A second university degree, allegedly forged by the former commissioner for volunteerism Yiannakis Yiannaki, was never submitted in court despite earlier suspicions that it was falsified. The degree, sent by Yiannaki to the audit office in May 2021 and later forwarded to the police, was excluded from the indictment, sparking questions about the legal handling of the case.
According to a report on Philenews, only one fake degree has been formally admitted in court. a document dated 1992, which Yiannaki has confessed to forging. However, the emergence of a second suspicious qualification raises the possibility that the crime of forgery was not an isolated act of youth but a repeated offence committed in mature age. Legal observers suggest this could have significant weight in sentencing, had it been formally included in proceedings.

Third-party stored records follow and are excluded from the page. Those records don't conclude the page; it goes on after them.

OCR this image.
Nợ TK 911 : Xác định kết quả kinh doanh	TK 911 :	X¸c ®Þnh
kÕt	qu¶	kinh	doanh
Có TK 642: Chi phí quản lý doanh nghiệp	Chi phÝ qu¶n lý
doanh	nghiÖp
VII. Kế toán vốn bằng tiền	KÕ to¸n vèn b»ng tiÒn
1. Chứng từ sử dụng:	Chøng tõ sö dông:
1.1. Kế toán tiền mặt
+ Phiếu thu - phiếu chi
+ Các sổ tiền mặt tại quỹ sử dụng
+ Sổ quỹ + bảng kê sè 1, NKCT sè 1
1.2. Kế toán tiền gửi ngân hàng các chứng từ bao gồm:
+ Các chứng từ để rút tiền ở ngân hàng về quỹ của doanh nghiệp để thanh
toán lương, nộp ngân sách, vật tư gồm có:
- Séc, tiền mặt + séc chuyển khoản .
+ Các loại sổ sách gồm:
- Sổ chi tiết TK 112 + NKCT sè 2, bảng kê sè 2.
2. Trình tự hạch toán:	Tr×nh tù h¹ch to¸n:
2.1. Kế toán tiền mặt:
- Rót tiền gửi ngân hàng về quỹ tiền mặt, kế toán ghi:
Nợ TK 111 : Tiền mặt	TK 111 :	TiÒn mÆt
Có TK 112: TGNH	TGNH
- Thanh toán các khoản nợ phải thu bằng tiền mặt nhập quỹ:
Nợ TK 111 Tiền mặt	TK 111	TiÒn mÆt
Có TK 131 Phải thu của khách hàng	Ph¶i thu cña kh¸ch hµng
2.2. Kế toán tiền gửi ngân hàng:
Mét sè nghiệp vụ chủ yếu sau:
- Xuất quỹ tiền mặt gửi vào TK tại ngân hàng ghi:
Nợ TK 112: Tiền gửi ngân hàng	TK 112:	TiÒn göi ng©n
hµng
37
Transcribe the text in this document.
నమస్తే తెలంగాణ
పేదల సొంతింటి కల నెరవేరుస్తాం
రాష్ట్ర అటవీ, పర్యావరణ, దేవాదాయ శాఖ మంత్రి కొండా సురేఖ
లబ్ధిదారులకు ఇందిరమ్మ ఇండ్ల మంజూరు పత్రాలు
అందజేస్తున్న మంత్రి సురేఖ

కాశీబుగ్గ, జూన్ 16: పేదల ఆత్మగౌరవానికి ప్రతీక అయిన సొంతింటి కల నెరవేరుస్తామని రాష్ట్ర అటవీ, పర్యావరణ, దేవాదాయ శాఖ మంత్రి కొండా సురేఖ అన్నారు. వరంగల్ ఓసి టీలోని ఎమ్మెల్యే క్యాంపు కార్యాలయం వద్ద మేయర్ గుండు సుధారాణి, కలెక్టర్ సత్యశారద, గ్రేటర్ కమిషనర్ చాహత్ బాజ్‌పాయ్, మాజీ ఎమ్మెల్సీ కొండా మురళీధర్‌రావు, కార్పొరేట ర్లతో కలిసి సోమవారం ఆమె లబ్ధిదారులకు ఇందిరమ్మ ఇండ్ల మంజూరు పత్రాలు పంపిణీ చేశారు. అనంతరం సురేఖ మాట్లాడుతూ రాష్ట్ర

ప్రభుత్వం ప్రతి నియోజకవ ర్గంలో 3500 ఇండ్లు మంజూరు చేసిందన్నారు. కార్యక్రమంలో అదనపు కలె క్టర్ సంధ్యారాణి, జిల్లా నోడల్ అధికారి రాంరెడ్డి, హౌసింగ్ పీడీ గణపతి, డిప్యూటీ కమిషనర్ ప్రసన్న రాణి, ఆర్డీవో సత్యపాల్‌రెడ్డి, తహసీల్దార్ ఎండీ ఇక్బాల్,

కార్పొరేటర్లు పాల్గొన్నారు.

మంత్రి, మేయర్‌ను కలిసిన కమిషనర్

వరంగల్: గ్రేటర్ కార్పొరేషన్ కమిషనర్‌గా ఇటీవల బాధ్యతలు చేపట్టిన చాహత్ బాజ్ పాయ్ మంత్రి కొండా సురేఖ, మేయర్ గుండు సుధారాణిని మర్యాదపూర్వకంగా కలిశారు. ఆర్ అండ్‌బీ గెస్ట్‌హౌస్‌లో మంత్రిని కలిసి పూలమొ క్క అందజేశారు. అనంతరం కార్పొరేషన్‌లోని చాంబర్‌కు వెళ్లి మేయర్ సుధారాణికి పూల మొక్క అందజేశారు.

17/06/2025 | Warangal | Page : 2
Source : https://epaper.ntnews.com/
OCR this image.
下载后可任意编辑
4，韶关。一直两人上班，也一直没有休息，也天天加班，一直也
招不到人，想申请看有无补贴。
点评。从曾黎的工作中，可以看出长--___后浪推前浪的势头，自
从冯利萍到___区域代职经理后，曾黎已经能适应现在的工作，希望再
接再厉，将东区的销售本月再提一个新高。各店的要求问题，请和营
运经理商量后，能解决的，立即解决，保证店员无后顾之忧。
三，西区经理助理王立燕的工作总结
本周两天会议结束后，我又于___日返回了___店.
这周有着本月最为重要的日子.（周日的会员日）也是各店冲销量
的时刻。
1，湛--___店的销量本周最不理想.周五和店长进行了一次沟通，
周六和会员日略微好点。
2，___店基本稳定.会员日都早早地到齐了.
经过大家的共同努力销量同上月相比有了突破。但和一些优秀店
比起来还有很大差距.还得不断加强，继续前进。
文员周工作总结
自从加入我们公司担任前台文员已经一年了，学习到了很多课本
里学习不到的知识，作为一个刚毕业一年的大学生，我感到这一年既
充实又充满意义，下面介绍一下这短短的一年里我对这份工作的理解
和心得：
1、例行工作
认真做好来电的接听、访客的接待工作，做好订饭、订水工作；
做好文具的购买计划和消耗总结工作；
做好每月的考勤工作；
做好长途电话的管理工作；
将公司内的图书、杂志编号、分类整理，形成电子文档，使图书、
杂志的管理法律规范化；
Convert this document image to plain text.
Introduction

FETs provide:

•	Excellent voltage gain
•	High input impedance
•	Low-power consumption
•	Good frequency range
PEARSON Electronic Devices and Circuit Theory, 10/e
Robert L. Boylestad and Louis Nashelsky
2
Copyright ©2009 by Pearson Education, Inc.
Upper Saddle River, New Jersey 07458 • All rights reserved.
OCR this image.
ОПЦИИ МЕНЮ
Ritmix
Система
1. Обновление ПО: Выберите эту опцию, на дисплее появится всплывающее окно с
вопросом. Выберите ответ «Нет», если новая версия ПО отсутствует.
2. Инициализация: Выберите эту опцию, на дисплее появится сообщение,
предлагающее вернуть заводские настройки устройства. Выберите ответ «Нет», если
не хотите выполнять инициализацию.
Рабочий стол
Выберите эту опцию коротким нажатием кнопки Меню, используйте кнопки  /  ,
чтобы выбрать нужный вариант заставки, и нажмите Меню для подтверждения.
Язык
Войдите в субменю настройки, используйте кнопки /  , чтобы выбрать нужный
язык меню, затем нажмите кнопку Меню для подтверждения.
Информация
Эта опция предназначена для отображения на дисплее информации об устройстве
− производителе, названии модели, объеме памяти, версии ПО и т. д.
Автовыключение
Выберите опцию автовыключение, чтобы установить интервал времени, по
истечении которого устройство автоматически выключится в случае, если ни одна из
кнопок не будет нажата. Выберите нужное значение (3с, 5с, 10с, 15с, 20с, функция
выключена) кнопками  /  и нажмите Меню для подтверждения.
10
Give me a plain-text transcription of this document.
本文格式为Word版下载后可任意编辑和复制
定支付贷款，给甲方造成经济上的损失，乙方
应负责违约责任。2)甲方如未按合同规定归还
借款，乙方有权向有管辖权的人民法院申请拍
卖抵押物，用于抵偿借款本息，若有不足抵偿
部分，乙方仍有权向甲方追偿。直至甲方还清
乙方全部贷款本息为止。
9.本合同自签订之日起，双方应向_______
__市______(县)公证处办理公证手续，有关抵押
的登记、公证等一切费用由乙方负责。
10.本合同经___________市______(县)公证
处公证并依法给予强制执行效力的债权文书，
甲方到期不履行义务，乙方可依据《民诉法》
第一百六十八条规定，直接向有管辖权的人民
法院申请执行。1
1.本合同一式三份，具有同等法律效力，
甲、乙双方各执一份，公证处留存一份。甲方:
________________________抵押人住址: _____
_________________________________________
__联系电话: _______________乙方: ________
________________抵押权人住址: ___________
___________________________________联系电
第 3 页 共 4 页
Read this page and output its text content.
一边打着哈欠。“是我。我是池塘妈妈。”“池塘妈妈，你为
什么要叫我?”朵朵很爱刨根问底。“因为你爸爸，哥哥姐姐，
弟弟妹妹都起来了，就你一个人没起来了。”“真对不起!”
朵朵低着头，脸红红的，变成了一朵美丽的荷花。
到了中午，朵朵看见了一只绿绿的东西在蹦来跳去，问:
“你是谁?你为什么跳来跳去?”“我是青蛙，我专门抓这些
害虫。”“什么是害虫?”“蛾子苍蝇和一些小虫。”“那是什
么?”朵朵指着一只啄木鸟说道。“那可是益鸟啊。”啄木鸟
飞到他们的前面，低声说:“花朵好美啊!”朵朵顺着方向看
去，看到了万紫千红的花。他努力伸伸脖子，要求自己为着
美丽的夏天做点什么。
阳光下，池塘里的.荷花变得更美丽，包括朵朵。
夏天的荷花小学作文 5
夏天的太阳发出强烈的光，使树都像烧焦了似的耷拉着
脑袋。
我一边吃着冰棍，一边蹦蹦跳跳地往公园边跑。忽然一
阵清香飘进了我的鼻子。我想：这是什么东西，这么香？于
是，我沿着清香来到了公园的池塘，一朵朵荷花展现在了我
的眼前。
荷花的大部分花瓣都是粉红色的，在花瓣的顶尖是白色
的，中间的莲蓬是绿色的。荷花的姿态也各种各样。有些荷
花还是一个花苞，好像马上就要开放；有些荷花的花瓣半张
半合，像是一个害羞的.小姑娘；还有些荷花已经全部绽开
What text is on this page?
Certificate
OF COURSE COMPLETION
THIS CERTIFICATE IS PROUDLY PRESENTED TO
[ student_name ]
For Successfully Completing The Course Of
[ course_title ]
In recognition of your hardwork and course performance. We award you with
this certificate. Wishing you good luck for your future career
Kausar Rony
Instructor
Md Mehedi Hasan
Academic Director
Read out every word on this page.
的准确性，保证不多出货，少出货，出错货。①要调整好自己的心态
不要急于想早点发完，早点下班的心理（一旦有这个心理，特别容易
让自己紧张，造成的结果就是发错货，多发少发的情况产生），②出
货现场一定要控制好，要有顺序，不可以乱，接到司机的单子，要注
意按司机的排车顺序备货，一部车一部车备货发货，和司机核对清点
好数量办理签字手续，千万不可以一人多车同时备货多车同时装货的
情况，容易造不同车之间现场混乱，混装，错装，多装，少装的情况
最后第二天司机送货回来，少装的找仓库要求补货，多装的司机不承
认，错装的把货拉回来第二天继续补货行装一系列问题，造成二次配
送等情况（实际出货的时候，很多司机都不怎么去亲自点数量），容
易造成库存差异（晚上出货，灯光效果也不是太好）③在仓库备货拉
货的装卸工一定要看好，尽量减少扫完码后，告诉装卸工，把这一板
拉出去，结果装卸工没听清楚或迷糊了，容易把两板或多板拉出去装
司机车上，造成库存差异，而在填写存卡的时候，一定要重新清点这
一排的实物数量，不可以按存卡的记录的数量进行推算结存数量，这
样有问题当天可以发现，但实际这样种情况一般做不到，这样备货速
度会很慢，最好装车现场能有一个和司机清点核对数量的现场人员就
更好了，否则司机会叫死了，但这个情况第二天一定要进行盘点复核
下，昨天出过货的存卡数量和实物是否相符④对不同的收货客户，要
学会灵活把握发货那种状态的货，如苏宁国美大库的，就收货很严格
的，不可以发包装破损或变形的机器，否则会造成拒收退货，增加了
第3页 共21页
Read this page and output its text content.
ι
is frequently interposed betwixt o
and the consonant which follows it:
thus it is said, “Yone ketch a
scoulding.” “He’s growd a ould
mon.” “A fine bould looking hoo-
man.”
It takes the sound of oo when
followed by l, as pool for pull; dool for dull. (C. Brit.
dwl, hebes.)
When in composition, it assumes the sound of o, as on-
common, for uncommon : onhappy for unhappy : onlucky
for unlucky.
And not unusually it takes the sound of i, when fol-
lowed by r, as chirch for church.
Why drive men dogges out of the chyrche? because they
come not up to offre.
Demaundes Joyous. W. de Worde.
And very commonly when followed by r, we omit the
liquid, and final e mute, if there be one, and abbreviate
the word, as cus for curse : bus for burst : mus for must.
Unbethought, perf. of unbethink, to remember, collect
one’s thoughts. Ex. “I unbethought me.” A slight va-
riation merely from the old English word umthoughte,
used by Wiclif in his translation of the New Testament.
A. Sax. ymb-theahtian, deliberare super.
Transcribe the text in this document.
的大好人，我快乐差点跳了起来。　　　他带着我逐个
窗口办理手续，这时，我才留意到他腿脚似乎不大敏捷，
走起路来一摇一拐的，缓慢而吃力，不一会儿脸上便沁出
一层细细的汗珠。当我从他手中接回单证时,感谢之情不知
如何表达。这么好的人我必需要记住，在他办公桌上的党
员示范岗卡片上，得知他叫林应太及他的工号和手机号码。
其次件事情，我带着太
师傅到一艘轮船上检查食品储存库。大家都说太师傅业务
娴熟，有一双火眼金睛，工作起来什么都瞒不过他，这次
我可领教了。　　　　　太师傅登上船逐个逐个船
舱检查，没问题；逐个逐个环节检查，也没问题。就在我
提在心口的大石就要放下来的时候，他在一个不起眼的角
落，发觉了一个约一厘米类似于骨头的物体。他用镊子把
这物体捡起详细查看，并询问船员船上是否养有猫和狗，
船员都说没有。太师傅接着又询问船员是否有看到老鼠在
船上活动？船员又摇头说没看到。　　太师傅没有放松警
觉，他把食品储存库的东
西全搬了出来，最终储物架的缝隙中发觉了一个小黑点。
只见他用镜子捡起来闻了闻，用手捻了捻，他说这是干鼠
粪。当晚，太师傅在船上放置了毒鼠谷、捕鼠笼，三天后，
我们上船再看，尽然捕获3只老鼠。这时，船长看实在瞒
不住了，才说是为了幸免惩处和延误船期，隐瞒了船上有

Polina Efthyvoulou, law office spokeswoman confirmed that the 2021 document had not been included in the indictment. She stated that the main accusation of forgery remains valid under another past application submitted by Yiannaki. According to Efthyvoulou, the decision not to include the newer document aimed to avoid complications, as it was obtained by the former auditor general in a process whose legal standing might be challenged.
Efthyvoulou explained that had the 2021 document has been part of the charges, the former auditor general would have been required to testify. That, she said, might have allowed Yiannaki’s legal team to contest the legitimacy of how the document was collected, raising procedural issues about the auditor general’s authority, as he is not a police investigator.
Despite the omission, Efthyvoulou insisted that the court has access to relevant evidence, including Yiannaki’s recent public comments regarding his academic background. She stressed that testimony on the 1992 fake degree had already been presented to the court.
The issue returned to the spotlight following a courtroom exchange on April 2 between a cybercrime officer and the defence lawyer. The officer revealed that a forensic check of Yiannaki’s laptop uncovered 26 search queries and 83 visits related to a particular university’s grading procedures. When asked whether any evidence showed Yiannaki had purchased the degree, the officer replied, “No.”
However, an earlier letter from the former auditor general, sent to the police and the youth board (Onek) in May 2021, detailed the submission of a file by Yiannaki. This included a translated secondary school diploma and a university degree different from the one officially on file at Onek. Both documents raised red flags.
The audit office noted that the secondary school diploma submitted in 2021 appeared genuine at first glance, which raised suspicion over the authenticity of the one held on file. The university degree, dated 29 June 1992, bore the names and signatures of four individuals associated with the California State University system. Yet, according to the auditor general’s online research, none of those officials held their respective roles in 1992. All four only served simultaneously between 2014 and 2016.
This discovery led the auditor general to request a full police investigation into potential forgeries of both the high school and university documents. He also flagged that several websites openly advertised fake degrees from the same university and that one example matched the format of the degree Yiannaki submitted in 2021.
A legal expert, speaking on condition of anonymity, questioned why the police investigator dismissed the possibility of forgery so readily, given the available online evidence of fake degrees being sold by the same institution. The lawyer stressed that the existence of a third forgery in 2021 – more than two decades after the previous offences – would have greatly worsened Yiannaki’s legal position.
Yiannakis Yiannaki served as commissioner for volunteerism from 2013 to 2021, a role appointed by the president of the republic. He resigned after the allegations of academic fraud first came to light. The case, widely followed in Cyprus, has raised broader concerns about the vetting of public officials and the handling of falsified qualifications in government posts.